There's something alarming about seeing a headless Lucy van Pelt, the agitating yet entirely loveable character from Charles Schulz's "Peanuts" comic strip.
But there she was Thursday, her blue dress carved in ice, her head just a few yards away waiting to be positioned squarely on her shoulders.
Not many people are privy to seeing a headless Charlie Brown or an eyeless Snoopy, but the 40 artisans who flew to Central Florida from Harbin, China, to build the annual ICE! display at the Gaylord Palms Resort in Kissimmee are a special lot.
They are, after all, spending 11 hours a day for more than a month dragging large chunks of colored ice into place, meticulously shaving it into the famous Peanuts characters.
"This is kind of a new experience for him," said Daniel Wu, speaking on behalf of carver Wu Bao Quan. As project manager, Wu keeps carvers and builders on track, coordinating construction of the colorful scene.
This was the first time the 50-year-old Wu Bao Quan was part of the Gaylord Palms holiday event, which will run its 13th iteration Nov. 18 through Jan. 1.
Wu, a Tampa native, has been worked with the local Gaylord Palms holiday event since 2009, watching it transform from a general holiday theme to character-based creations.
The space is kept at a brisk 9 degrees during the final event, but the temperature is dropped to an even cooler 4 or 5 degrees during the construction to offset the frequency of doors opening.
Scenes already are taking shape.

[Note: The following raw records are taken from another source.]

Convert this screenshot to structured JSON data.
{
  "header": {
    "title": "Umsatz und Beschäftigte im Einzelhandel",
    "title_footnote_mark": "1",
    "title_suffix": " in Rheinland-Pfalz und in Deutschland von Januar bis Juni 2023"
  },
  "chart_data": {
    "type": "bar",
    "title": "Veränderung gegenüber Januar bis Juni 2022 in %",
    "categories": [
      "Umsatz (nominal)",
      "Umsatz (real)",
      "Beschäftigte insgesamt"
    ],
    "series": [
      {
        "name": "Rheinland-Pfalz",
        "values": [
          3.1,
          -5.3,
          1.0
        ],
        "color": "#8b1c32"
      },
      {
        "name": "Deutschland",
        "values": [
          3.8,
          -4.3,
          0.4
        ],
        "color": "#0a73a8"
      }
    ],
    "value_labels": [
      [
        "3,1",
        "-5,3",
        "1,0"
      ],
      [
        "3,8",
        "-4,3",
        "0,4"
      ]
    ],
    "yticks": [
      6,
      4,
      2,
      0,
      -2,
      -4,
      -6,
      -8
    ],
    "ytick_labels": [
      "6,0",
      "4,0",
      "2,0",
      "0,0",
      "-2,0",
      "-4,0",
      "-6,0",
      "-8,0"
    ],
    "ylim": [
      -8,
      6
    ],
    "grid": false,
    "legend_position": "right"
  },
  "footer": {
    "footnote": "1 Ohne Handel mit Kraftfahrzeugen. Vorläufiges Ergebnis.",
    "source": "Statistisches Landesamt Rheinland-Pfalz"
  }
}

Besides half-done characters, structures and walls took form in the bitter cold.
So far, 20 tractor-trailers have delivered ice, bringing 320 pallets to the team responsible for creating the 12 scenes that will comprise the Peanuts portion of the event. That's not even half the ice that will form the final product, which includes a nativity scene and a carver's workshop.
When Wu Bao Quan arrived at the resort last week, he was greeted with an empty warehouse space; pallets of ice awaited him and his 30 years of ice-carving experience. It's the first time he's created American characters.
Speaking through Wu, the artist said the hardest part of the job has been executing the design based on detailed, specific blueprints he is given.
"If you're looking at the design, sometimes he has his ways of doing it," said Wu. "But you have to follow the design, because sometimes you see it differently."